Trump seeking Black votes


For years, I have advised GOP candidates, to seek the votes of African Americans by campaigning in blighted urban minority neighborhoods.

While no one took me up on the suggestion, coincidentally, a few days after I chided Donald Trump in various published articles for turning down invitation to speak before black organizations, he at least asked for African-Americans to vote for him, albeit in clumsy terms.

Next, he visited a black church and Ben Carson’s old street.  These efforts are a good start but Trump really needs to get out there and see what 100 years of big government policies have done to the inner city.

There is a rumor that Trump will be campaigning in Buffalo.  If that’s true, he should take some time out to observe what generations of progressive policies supported by both parties have wrought.  It isn’t pretty.  There is block after block of vacant buildings and lots that, just a few decades ago were occupied and vibrant if not thriving.
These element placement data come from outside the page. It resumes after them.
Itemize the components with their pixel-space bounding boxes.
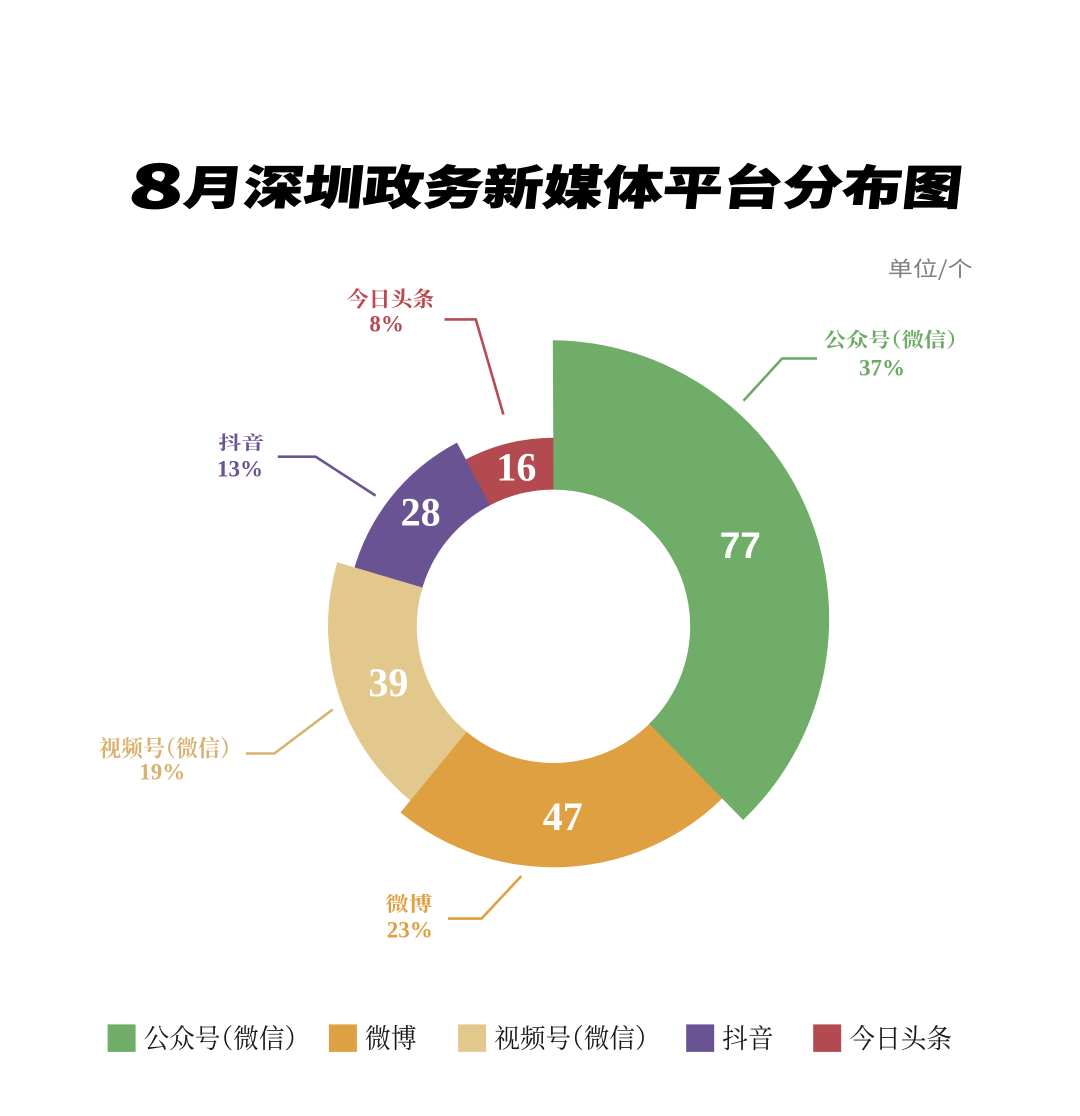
- svg-text:23%: 23%: [387, 918, 433, 943]
- svg-text:77: 77: [720, 525, 761, 566]
- svg-text:13%: 13%: [217, 457, 263, 482]
- svg-text:37%: 37%: [859, 355, 905, 380]
- svg-text:28: 28: [401, 490, 441, 535]
- svg-text:19%: 19%: [139, 759, 185, 784]
- svg-text:47: 47: [543, 794, 583, 839]
- svg-text:16: 16: [496, 444, 536, 489]
- svg-text:8%: 8%: [369, 311, 404, 336]
- svg-text:39: 39: [368, 660, 408, 705]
Hillary Clinton represented these mean streets as a US Senator for eight years but hardly left a fingerprint.  In her tenure, she represented the interests of the political class and worked hard to get grants for the politically-connected such as the purveyors of bioinformatics and loft space for artists.  This illustrate the Clinton model of economic development.  It’s a negative sum game whereby tax money is taken from all of us and given to politically-connected businesses which then kick back campaign donations to the politicians.  In this corrupt pay-to-play system, politicians and bureaucrats with no expertise in markets and risking none of their own funds, try to pick winners in the marketplace based on their own whim and political self-interest.  Think Hyatt Hotel.  You may see a few shiny new buildings and the occasional success story for the billions invested.  What you don’t see are the victims: the taxpayers fleeced, the unconnected firms going out of business and the delay this new model of development causes to new startups which now must spend years navigating through the economic development labyrinth seeking grants and special tax breaks just to stay competitive.

Alas, Trump is not a policy wonk.  It is not enough to simply state the obvious fact that progressive policies—economic development, drug war, government schools, welfare—have failed.  Clichés and platitudes will not suffice.  An alternative vision needs to be presented.  Realistically, that cannot be done before the election.  After the election, Donald, talk to the libertarians.  We have plenty of good ideas that haven’t been tried yet.  What can be done before the election is, to paraphrase Woody Allen, just showing up.  Walk the streets, talk to the people, and promise not to keep repeating the same mistakes over and over again.

Hillary’s poll numbers in New York is not particularly impressive at 52. An aggressive assault into a traditional Democratic constituency might just put New York in play.